Omelia (09-04-2004)
don Mario Campisi
"...Uno spettacolo per l'umanità..."

La Passione secondo Luca esprime bene ciò che si stava compiendo sotto gli occhi di tutti, presenti alla crocifissione di Gesù: uno "spettacolo".
L'uomo di ieri, come quello di oggi, non sa altro che manifestare la sua fantasia attraverso lo spettacolo. Ci può essere uno spettacolo comico, tragi-comico o drammatico. Ma comunque sempre di spettacolo si tratta. Luca definisce la scena orribile della crocifissione come uno spettacolo al quale tutti, in un primo momento, partecipano soddisfatti e divertiti per l'agonia di un tale di nome Gesù di Nazaret che si era spacciato per Figlio di Dio e che ora era oggetto di derisione e di insulti per non aver commesso nulla di grave.
Quello che organizzano a Gesù i suoi accusatori è un vero e proprio "spettacolo" che per duemila anni di storia l'uomo ha saputo ripresentare nei minimi particolari. Spettacolo è la guerra, l'omicidio, qualsiasi forma di violenza. Oggi tutto questo fa e si chiama "spettacolo". Si potrebbe pensare che l'uomo non ha perso la sua fantasia omicida trasformando l'atto di morte in un meraviglioso spettacolo a cui tutti noi spesso assistiamo inermi. Basta ricordare le tante immagini che giungono nelle nostre case dai vari siti bellici ed ai tanti cadaveri che passano sotto i nostri occhi magari durante il pranzo o la cena nello svolgimento dei notiziari televisivi. Questo l'uomo ha saputo creare con la sua fantasia omicida: uno spettacolo di morte che si perpetua di generazione in generazione.
Il venerdì santo ci richiama a riflettere, nella contemplazione e nell'adorazione, sul grande atto di amore che il Padre fa nel Figlio Gesù Cristo all'umanità accecata dall'odio e dalla violenza, smarrita nella sua coscienza per riportarla a quell'armonia iniziale dell'atto creativo.
Ma dopo la morte, dopo che il mondo pagano e tutta la gente che aveva assistito a questo "spettacolo", nella figura del centurione romano, si era resa conto che "Veramente costui era figlio di Dio", ritorna a casa "percuotendosi il petto".
E' questo il momento del rimorso, del pentimento, dell'essersi resi conto che avevano ucciso l'Innocente di Dio.
In questi giorni un film, "La Passione" di Mel Gibson, ha destato molte polemiche inerenti alla violenza delle immagini. Penso che il fastidio per questo film non sia tanto la violenza delle sequenze cinematografiche, ma piuttosto perché è un film che parla di Gesù. E questo dà fastidio.
E' una critica spesso dettata da pregiudizi.

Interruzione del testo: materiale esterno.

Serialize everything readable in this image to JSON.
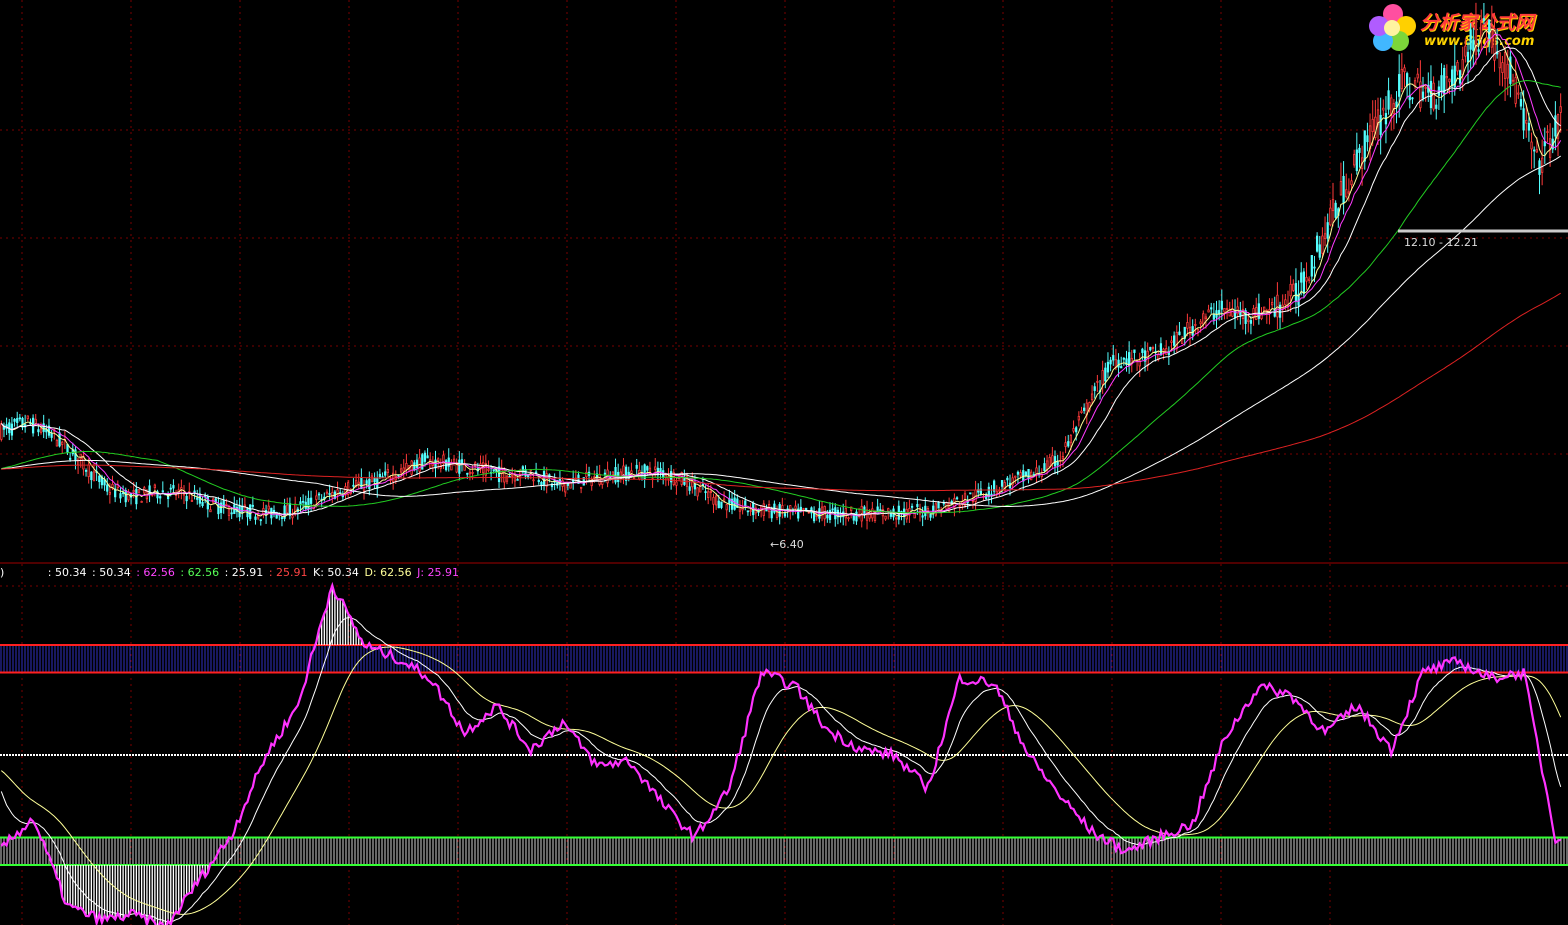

Ma tutti questi presunti critici della celluloide dove sono quando certi cantanti di rock satanico suonano il loro "spettacolo" aggressivo e blasfemo? Dove sono quando certi films sanguinari e violenti riempiono le sale cinematografiche delle nostre città? E perché questi puritani del vivere quotidiano non spendono una sola parola, se non sottovoce, quando la pornografia invade le edicole, perfino sotto gli occhi dei bambini?
Tutto questo è un grande segnale di un pericoloso rovesciamento culturale. Ancora una volta, ma in altri termini, si ripresenta lo "spettacolo" della crocifissione di Gesù: si vive in un mondo "al contrario", dove la morte e la violenza, invece di spaventare, diventano elementi d'attrazione.

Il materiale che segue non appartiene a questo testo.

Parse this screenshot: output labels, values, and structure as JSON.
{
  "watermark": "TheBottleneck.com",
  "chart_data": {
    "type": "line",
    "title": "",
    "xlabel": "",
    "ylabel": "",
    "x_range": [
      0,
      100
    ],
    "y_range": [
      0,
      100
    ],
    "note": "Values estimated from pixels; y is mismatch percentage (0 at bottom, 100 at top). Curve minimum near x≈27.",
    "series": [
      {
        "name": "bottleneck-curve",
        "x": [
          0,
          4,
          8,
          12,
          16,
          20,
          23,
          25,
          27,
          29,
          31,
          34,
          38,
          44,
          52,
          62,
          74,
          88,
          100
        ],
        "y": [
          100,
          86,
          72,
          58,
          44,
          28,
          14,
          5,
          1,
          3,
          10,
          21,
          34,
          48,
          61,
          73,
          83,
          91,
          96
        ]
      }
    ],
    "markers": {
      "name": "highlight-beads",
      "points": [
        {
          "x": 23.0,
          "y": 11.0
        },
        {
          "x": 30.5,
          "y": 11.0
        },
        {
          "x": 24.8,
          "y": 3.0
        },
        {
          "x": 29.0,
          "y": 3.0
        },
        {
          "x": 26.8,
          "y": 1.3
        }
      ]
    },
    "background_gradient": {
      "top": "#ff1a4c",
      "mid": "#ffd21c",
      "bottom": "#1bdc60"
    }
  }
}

Serpeggia un concetto anticristiano che viene puntualmente lanciato ai giovani da certi films dell'orrore, spingendo a credere che il male alla fine non può essere sconfitto perché il maniaco assassino che viene ucciso, poi risuscita per riprendere la sua attività di violento omicida.
L'idea della continua "risurrezione" dell'assassino (il male) sembra volere prendere posto all'unica e vera Risurrezione che è quella annunciata da Gesù.
Oggi, guardando la croce, interroghiamoci sui tanti "spettacoli" orrendi che riempiono gli occhi della nostra fede facendoci allontanare dall'unico raggio di luce che proviene dal sepolcro. Anche noi, tornando a casa, percuotiamo la nostra coscienza sentendoci anche colpevoli di tutte quelle sentenze che quotidianamente formuliamo verso gli altri, dimenticando quel mandato di amore che Gesù ci ha consegnato compiendo quell'umile gesto della lavanda dei piedi.